Gildglade
Um porto do norte construído sobre o Nó de Separação quebrado, Gildglade sobrevive caçando os monstros que atrai, vendendo o ouro em que o sangue deles se transforma e esquecendo o quão completamente a cidade converteu sobrevivência em ritual.
Uma Cidade Construída sobre Sangue
Gildglade não foi fundada como capital. Começou como uma ousada expedição ao extremo norte de Velmir, onde a autoridade real se enfraquece e ruínas élficas ainda perturbam a paisagem. Exploradores encontraram ali o Nó de Separação danificado — uma máquina anã marcada pelo tempo, pela Poeira Dourada e por uma catástrofe ainda mais antiga — e construíram ao redor dele. Os distritos mais antigos do norte acabaram engolidos pela natureza reanimada e hostil. A cidade viva recuou para o sul, em direção ao mar, onde portos, mercados e casas comuns hoje pressionam muralhas que separam a vida cívica de uma floresta que se comporta como uma memória com dentes.
A transformação decisiva veio por meio de um acordo. A antiga nobreza de Gildglade, herdeira de casas ancestrais, entregou seu ouro à Rainha das Fadas em troca de imortalidade prometida. Desapareceram dentro da barganha, deixando castelos vazios e títulos mortos. No vácuo, a Ordem Dourada tornou-se o sistema operacional da cidade. Ouro deixou de ser apenas dinheiro. Tornou-se combustível mágico, medida ritual, alavanca política e uma forma de atribuir preço à própria vida. A cidade descobriu que sangue de monstro derramado por uma mão humana movida pela ganância podia virar ouro e, a partir disso, construiu uma economia que recompensa o ato que alimenta o perigo sob suas ruas.
O resultado é uma sociedade que parece próspera apenas do ângulo certo. Quase todo adulto sabe caçar; o status de caçador traz honra, voz cívica e casamentos desejáveis. A agricultura ao redor da cidade definhou sob monstros e florestas distorcidas, então Gildglade importa pão, óleo e vinho do sul, produtos alquímicos do leste e materiais mais duros de toda rota que ainda consegue alcançá-la. Sua riqueza sai como ouro amaldiçoado cuja origem precisa ser disfarçada como tesouro élfico. A fome continua comum. A cidade pode estar rica em moeda e pobre em comida na mesma manhã.

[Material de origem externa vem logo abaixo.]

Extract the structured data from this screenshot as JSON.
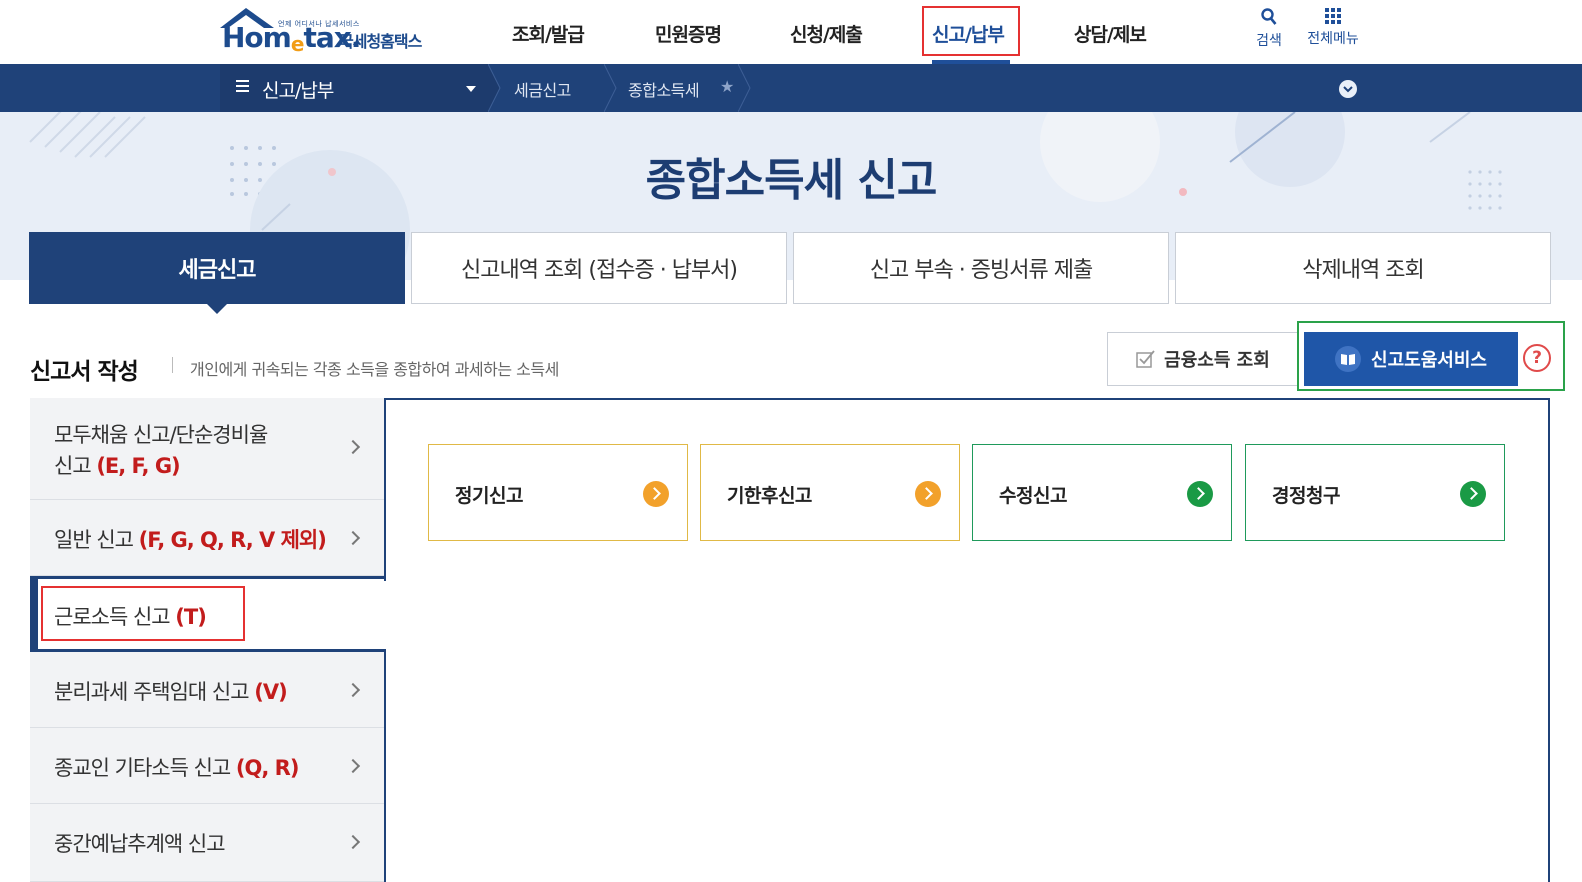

Acima dessa economia existe uma contradição política. A Coroa considera Gildglade um posto avançado distante e uma possível heresia; republicanos sonham em comprar a independência; a Rainha das Fadas precisa da cidade como altar; o Senhor Sombrio organiza os monstros que a caça transformou em matéria-prima. O Conselho Secreto sobrevive mantendo todas as quatro pressões em movimento sem deixar nenhuma vencer. Até a geografia participa da ocultação: quem parte pode perder os detalhes da cidade para o esquecimento do Nó. Gildglade perdura porque todo poder externo a considera útil, toda facção interna acredita ainda poder dominar o sistema, e o próprio sistema continua produzindo tanto a crise quanto os recursos usados para respondê-la.